We feel there can be a lot of conservatism in making theater, and particularly some of the old audiences have very entrenched notions about what theater is about. To us, theater is about an audience and a group of artists coming together at a point in time, and beyond that, all things are up for grabs. I think number one, younger people and their embrace of popular culture, and they’re not so entrenched in ideas about what theater might be. That’s a great liberation as a group of art makers to have an audience that takes that point of view.

Teenagehood is a time of massive transformation. That is always a very interesting place which to explore, identity and stories of human experience, because it’s essentially like part of you is dying and you have to embrace another part of yourself, especially that time of life, because you’re really coming into a sense of yourself as an individual and you’re asking big questions about who you’re going to be and you’re facing your sexuality.

"Girl Asleep"
“Girl Asleep”

The film is the third part of a trilogy of shows that we made. The first part was set in the ’90s, the second part in the ’80s, and the third part in the ’70s. I think we felt like it makes the world slightly other, and in some ways, it’s slightly a more naïve time, because I think young people didn’t have as much information at their fingertips. They weren’t contending with so much information as they are nowadays.

I think Bethany in particular, she’s pretty switched on for what she wants to be part of. And what she does in Australia, and she’s done very interesting things. She loves film. She watches a lot of film, and she responds to the scripts straight away. She really understood the vision for the work very clearly right from the beginning. That was very important.

It was like film school for me making this film. I’d never made a film before, and I just learned so much from the process.

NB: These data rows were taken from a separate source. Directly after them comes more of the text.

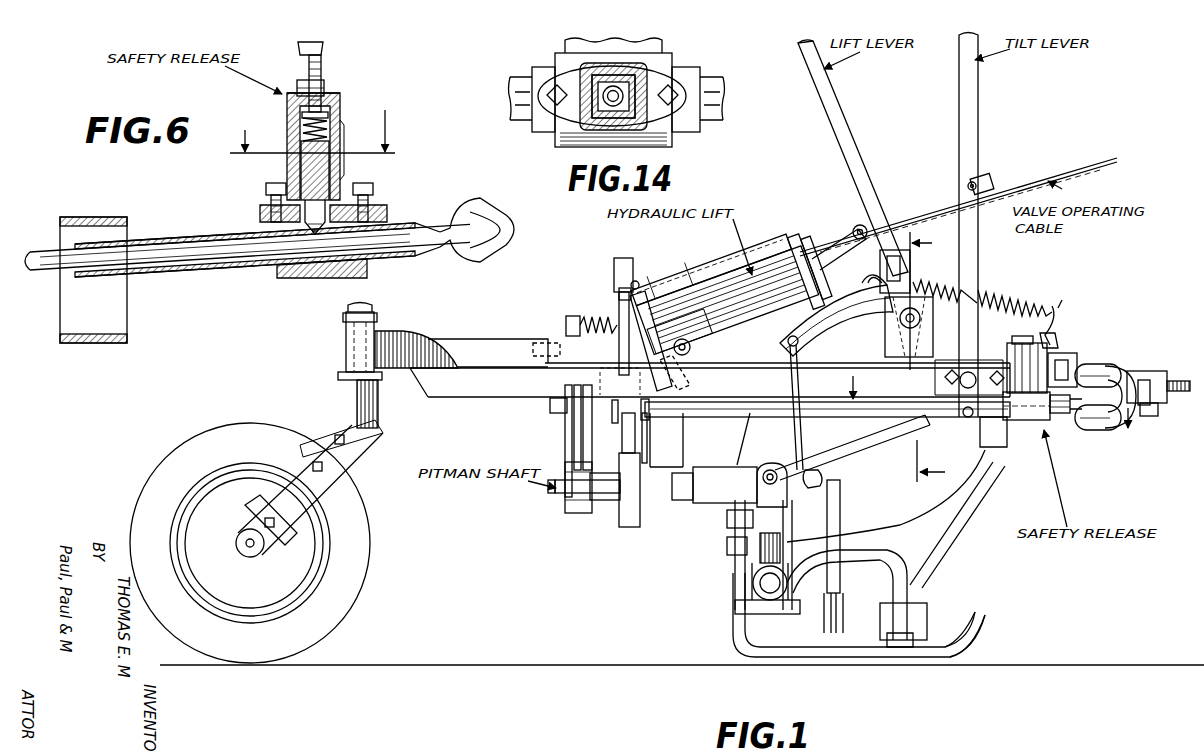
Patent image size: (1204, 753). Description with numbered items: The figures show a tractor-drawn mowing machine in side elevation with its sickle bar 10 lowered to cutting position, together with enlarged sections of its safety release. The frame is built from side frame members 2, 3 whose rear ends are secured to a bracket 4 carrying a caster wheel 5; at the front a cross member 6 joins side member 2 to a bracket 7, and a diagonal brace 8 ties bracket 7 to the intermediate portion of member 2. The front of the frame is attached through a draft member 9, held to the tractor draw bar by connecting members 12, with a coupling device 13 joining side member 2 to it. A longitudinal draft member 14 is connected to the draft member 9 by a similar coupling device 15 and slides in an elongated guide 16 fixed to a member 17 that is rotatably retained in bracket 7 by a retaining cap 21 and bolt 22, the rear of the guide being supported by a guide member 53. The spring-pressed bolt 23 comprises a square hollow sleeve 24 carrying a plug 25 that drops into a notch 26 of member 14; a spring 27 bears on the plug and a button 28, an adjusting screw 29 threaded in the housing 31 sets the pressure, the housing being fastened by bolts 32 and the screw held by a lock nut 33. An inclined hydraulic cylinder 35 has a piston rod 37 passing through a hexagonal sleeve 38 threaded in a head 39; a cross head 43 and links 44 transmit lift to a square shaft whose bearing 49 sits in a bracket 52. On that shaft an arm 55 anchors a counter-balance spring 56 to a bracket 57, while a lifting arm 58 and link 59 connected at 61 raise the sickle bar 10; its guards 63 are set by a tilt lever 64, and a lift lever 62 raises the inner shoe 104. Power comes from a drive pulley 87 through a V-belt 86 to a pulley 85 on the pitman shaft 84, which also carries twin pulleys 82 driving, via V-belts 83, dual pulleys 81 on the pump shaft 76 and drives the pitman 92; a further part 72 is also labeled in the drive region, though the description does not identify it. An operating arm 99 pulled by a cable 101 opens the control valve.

In FIG. 1, the side frame member 2 is at (487, 343).
In FIG. 1, the side frame member 3 is at (477, 385).
In FIG. 1, the bracket 4 is at (393, 332).
In FIG. 1, the caster wheel 5 is at (197, 446).
In FIG. 1, the cross member 6 is at (982, 411).
In FIG. 14, the bracket 7 is at (662, 47).
In FIG. 1, the bracket 7 is at (1040, 363).
In FIG. 1, the diagonal brace 8 is at (927, 364).
In FIG. 1, the draft member 9 is at (1157, 396).
In FIG. 1, the sickle bar 10 is at (803, 644).
In FIG. 1, the connecting members 12 is at (1180, 381).
In FIG. 1, the coupling device 13 is at (1113, 373).
In FIG. 6, the longitudinal draft member 14 is at (170, 297).
In FIG. 14, the longitudinal draft member 14 is at (520, 81).
In FIG. 1, the longitudinal draft member 14 is at (707, 410).
In FIG. 6, the coupling device 15 is at (508, 226).
In FIG. 1, the coupling device 15 is at (1110, 432).
In FIG. 6, the elongated guide 16 is at (162, 240).
In FIG. 14, the elongated guide 16 is at (697, 67).
In FIG. 1, the elongated guide 16 is at (1050, 423).
In FIG. 6, the member 17 is at (370, 273).
In FIG. 14, the member 17 is at (668, 138).
In FIG. 1, the member 17 is at (1030, 415).
In FIG. 1, the retaining cap 21 is at (1016, 341).
In FIG. 1, the bolt 22 is at (1055, 344).
In FIG. 6, the spring-pressed bolt 23 is at (309, 183).
In FIG. 6, the hollow sleeve 24 is at (330, 166).
In FIG. 14, the hollow sleeve 24 is at (585, 125).
In FIG. 6, the plug 25 is at (317, 237).
In FIG. 6, the notch 26 is at (316, 238).
In FIG. 6, the spring 27 is at (330, 119).
In FIG. 14, the spring 27 is at (601, 110).
In FIG. 6, the button 28 is at (343, 106).
In FIG. 6, the adjusting screw 29 is at (322, 56).
In FIG. 6, the housing 31 is at (331, 90).
In FIG. 14, the housing 31 is at (580, 108).
In FIG. 6, the bolts 32 is at (270, 183).
In FIG. 14, the bolts 32 is at (546, 89).
In FIG. 6, the lock nut 33 is at (305, 82).
In FIG. 1, the hydraulic cylinder 35 is at (764, 280).
In FIG. 1, the piston rod 37 is at (935, 181).
In FIG. 1, the sleeve 38 is at (838, 247).
In FIG. 1, the head 39 is at (810, 250).
In FIG. 1, the cross head 43 is at (977, 178).
In FIG. 1, the links 44 is at (900, 203).
In FIG. 1, the end bearing 49 is at (904, 327).
In FIG. 1, the bracket 52 is at (930, 343).
In FIG. 6, the guide member 53 is at (74, 344).
In FIG. 1, the guide member 53 is at (877, 421).
In FIG. 1, the arm 55 is at (865, 282).
In FIG. 1, the spring 56 is at (1027, 303).
In FIG. 1, the bracket 57 is at (1060, 308).
In FIG. 1, the lifting arm 58 is at (813, 331).
In FIG. 1, the link 59 is at (793, 428).
In FIG. 1, the link connection 61 is at (822, 475).
In FIG. 1, the lift lever 62 is at (836, 132).
In FIG. 1, the guards 63 is at (863, 648).
In FIG. 1, the tilt lever 64 is at (975, 88).
In FIG. 1, the pin 72 is at (610, 426).
In FIG. 1, the shaft 76 is at (547, 406).
In FIG. 1, the dual pulleys 81 is at (567, 426).
In FIG. 1, the twin pulleys 82 is at (563, 509).
In FIG. 1, the V-belts 83 is at (565, 448).
In FIG. 1, the pitman shaft 84 is at (607, 500).
In FIG. 1, the pulley 85 is at (622, 530).
In FIG. 1, the V-belt 86 is at (628, 435).
In FIG. 1, the drive pulley 87 is at (612, 258).
In FIG. 1, the pitman 92 is at (843, 578).
In FIG. 1, the operating arm 99 is at (630, 316).
In FIG. 1, the cable 101 is at (672, 283).
In FIG. 1, the inner shoe 104 is at (967, 618).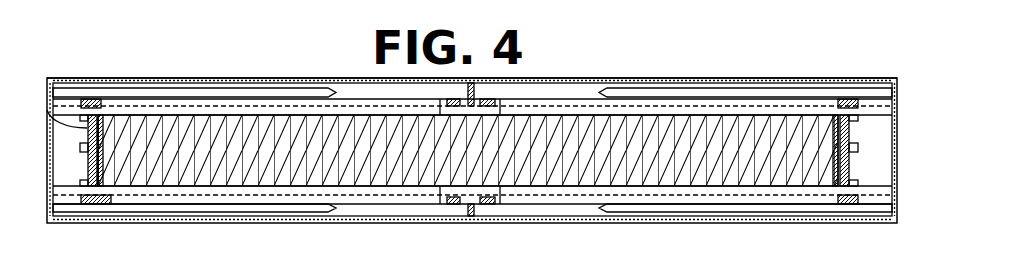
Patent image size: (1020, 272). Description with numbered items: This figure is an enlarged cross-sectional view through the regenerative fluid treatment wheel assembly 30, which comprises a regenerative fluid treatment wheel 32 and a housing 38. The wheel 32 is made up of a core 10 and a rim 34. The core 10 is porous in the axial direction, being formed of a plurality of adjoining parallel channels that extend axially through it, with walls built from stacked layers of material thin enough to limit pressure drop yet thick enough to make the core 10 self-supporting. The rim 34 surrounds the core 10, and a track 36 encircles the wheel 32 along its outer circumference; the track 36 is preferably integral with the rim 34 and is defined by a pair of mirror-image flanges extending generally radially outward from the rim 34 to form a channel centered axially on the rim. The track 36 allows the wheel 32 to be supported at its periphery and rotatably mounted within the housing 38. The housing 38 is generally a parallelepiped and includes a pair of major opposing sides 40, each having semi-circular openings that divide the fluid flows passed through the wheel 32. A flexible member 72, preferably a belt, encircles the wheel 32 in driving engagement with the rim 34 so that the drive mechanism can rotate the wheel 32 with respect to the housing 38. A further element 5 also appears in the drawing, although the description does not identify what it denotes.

The heat exchanger assembly 5 is at (506, 78).
The core 10 is at (656, 128).
The regenerative fluid treatment wheel assembly 30 is at (258, 66).
The regenerative fluid treatment wheel 32 is at (738, 108).
The rim 34 is at (103, 101).
The track 36 is at (860, 130).
The housing 38 is at (897, 227).
The major opposing sides 40 is at (70, 100).
The flexible member 72 is at (47, 110).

We would love to do it again, because now we’ve done it once. You get a bug for it. We’re starting to think about making another film and potentially adapting one of our other plays into a film.

I just really learned how much image can carry a story. There was so many times when we just slashed the script and just goy a picture, because you can see a point of view so strongly. We spent a lot of time storyboarding the film because I had never made a film before, and I didn’t want to shoot not knowing what I was doing. That helped me really get the language, to get an understanding of it, because when you’ve got theater in your DNA, it’s a very particular way that you work. Even the way the camera motions can tell a story.

“Girl Asleep” is currently playing in limited release in Los Angeles and New York.